Estudos clínicos em seio maxilar e em rebordo alveolar edêntulo demonstraram que o uso da rhBMP-2 (embebida em colágeno absorvível) na concentração de 1,5 mg/ml, induziu formação óssea significante quantitativa e, qualitativamente, demonstrando que o osso neoformado é biologicamente similar ao osso nativo, possibilitando, assim, a reabilitação com implantes e próteses dentárias17.

Devido aos excelentes resultados relatados em trabalhos com o uso de rhBMP-2 em humanos na área odontológica e médica, o FDA (Food and Drug Administration), órgão regulador de produtos na área da saúde nos EUA, aprovou em 2002, a comercialização da rhBMP-2, a qual foi introduzida no mercado com o nome de Infuse Bone Graft®. Este produto passou a ser utilizado em larga escala no tratamento de doenças e traumas ósseos na coluna vertebral em humanos e, em 2004, como tratamento coadjuvante em fraturas de tíbia. Mais recentemente, em março de 2007, o uso de rhBMP-2 foi aprovado para aumento ósseo na maxila posterior (através do procedimento de elevação da mucosa do seio maxilar) e para o preenchimento de alvéolo dentário pós-extração, como uma alternativa ao enxerto ósseo autógeno, sendo estes casos denominados de utilização in label, ou seja, dentro da aprovação legal (pelo FDA) das indicações do material18.

Alguns estudos, em caráter experimental em humanos, já foram realizados a fim de ampliar a aplicação da rhBMP-2 em outros tipos de defeitos ósseos na cavidade oral, sendo considerado um uso off label, não aprovado legalmente (pelo FDA) nas indicações do material. A maioria destes estudos foi realizada em mandíbula, principalmente em regiões de grande perda óssea devido à presença de algum tipo de lesão que levasse à reabsorção óssea. Em 2008 foi publicado o resultado de 14 casos clínicos, onde os pacientes, que apresentavam, por motivos diversos, defeitos ósseos de dimensão considerável na mandíbula foram tratados com rhBMP-2 na concentração de 1,5 mg/ml19. Após os enxertos com rhBMP-2, os pacientes foram acompanhados por um período de seis a 18 meses e reabilitados com implantes e próteses dentárias. Todos os casos apresentaram sucesso clínico após a realização do tratamento, indicando que a rhBMP-2, sem associação com enxerto ósseo, pode ser utilizada em defeitos de tamanhos críticos em mandíbula.

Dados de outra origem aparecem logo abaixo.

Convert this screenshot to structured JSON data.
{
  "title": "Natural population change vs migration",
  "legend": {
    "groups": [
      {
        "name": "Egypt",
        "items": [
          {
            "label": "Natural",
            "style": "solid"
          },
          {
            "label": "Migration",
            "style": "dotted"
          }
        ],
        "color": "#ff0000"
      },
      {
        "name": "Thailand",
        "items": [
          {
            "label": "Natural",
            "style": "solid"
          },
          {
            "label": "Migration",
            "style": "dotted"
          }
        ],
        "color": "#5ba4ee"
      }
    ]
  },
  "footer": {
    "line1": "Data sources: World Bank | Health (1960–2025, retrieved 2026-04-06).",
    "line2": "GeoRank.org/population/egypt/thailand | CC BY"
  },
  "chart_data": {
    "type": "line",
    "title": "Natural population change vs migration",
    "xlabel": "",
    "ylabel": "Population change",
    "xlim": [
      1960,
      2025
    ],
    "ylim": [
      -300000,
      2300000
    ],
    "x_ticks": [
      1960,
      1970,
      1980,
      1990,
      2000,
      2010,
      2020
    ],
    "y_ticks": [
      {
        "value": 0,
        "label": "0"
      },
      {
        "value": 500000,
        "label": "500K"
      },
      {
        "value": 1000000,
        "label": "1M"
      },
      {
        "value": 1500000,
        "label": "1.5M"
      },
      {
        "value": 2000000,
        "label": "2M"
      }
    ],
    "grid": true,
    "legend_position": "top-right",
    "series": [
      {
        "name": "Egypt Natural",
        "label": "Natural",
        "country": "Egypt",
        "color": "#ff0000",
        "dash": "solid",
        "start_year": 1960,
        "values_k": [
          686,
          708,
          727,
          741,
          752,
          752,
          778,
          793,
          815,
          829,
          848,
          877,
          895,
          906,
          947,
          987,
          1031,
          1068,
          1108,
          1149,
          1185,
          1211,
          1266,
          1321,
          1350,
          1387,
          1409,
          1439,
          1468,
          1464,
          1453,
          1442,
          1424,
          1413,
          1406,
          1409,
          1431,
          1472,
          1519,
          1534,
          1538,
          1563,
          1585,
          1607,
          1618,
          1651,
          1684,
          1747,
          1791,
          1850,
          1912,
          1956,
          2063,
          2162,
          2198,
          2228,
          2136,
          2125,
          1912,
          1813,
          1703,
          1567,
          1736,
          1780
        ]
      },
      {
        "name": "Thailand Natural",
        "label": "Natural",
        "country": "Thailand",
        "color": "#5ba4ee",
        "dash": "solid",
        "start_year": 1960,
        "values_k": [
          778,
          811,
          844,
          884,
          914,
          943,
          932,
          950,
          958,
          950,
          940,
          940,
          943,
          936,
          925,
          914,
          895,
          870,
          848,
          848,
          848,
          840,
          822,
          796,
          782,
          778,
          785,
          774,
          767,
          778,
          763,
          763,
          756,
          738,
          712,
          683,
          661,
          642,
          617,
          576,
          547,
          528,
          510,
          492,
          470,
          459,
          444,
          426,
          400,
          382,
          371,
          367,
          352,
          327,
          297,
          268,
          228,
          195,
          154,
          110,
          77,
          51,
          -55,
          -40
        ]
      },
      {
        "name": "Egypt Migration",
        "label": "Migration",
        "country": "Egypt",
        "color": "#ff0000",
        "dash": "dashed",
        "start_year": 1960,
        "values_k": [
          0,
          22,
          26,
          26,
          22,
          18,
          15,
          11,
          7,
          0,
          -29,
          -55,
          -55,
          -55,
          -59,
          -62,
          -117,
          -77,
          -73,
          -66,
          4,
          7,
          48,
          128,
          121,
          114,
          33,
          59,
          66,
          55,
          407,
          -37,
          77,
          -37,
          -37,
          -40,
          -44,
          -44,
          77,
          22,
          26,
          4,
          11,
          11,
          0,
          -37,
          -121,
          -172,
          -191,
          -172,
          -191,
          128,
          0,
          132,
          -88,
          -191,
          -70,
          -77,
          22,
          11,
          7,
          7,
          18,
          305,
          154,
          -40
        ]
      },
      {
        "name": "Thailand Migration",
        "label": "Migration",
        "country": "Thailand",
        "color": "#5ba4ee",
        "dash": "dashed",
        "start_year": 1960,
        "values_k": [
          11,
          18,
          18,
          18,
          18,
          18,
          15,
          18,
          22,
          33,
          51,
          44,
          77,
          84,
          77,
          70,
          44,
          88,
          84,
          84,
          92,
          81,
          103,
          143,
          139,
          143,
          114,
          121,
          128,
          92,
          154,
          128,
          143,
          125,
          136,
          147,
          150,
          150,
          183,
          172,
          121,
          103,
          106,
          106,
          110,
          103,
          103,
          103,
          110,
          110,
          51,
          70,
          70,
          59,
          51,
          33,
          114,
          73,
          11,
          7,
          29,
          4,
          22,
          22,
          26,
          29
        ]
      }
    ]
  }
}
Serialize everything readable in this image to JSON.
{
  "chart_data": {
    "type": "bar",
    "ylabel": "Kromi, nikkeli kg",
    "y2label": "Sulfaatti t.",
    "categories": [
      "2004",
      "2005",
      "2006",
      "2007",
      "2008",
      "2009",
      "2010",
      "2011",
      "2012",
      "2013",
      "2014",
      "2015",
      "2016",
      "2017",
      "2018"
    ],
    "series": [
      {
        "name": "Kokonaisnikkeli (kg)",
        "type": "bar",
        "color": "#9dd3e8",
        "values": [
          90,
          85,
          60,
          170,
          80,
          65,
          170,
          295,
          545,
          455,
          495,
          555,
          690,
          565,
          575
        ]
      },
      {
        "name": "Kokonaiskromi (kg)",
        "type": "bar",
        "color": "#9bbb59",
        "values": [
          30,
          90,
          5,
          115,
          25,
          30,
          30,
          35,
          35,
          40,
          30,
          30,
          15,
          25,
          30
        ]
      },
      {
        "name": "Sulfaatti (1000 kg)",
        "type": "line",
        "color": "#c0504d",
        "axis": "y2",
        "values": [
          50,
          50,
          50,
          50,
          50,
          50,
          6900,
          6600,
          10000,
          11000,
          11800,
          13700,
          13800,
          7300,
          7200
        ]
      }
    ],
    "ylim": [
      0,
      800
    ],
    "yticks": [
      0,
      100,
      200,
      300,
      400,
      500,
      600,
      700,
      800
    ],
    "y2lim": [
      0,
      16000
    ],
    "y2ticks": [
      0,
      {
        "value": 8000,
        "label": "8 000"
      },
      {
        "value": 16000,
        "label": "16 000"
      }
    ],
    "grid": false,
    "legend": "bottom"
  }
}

Os autores utilizaram, como modificação da técnica cirúrgica, uma malha de titânio com a finalidade de manter o espaço com a esponja de colágeno e o fator de crescimento em posição, impedindo assim que os tecidos moles comprimissem a região enxertada e diminuíssem o volume de ganho tecidual.

Outro relato de caso clínico foi apresentado, no ano de 200820 onde os pacientes com defeitos ósseos críticos na mandíbula foram tratados com rhBMP-2 isoladamente, ou em associação com enxerto ósseo autógeno. Foi relatado que apenas um dos casos apresentou insucesso, o qual foi associado à ausência do uso de um mantenedor de espaço. Os autores concluíram que esse tipo de defeito pode ser reconstruído com sucesso pelo uso da rhBMP-2 isoladamente, ou em associação com osso autógeno.

O uso da rhBMP-2 embebida em colágeno (Infuse Bone Graft®) é contraindicado em pacientes com hipersensibilidade à rhBMP-2 ou ao colágeno bovino tipo I, em áreas com infecção, em áreas de tumor e em pacientes grávidas ou planejando gravidez dentro de um período de um ano. É contraindicado a utilização do produto em pacientes com idade inferior a 18 anos (ou que ainda não terminaram o crescimento), devido à ausência de estudos comprobatórios sobre a interferência no crescimento ósseo natural18.

EFEITOS COLATERAIS DA APLICAÇÃO LOCAL DA PROTEÍNA ÓSSEA MORFOGENÉTICA

O uso da rhBMP-2 é promissor e tem apresentado resultados clínicos significativos, conforme demonstrado nesta revisão da literatura. Porém, sua utilização clínica, tanto na medicina quanto na Odontologia, vem sendo realizada com cautela, visto que o tema ainda é controverso e, em alguns casos, polêmico. Um recente número do Spine Journal, publicação com alto fator de impacto na área da ortopedia médica (coluna vertebral) colocou sob suspeita a ausência de resultados adversos em publicações previamente realizadas por pesquisadores que receberam fundos da empresa fabricante do produto21.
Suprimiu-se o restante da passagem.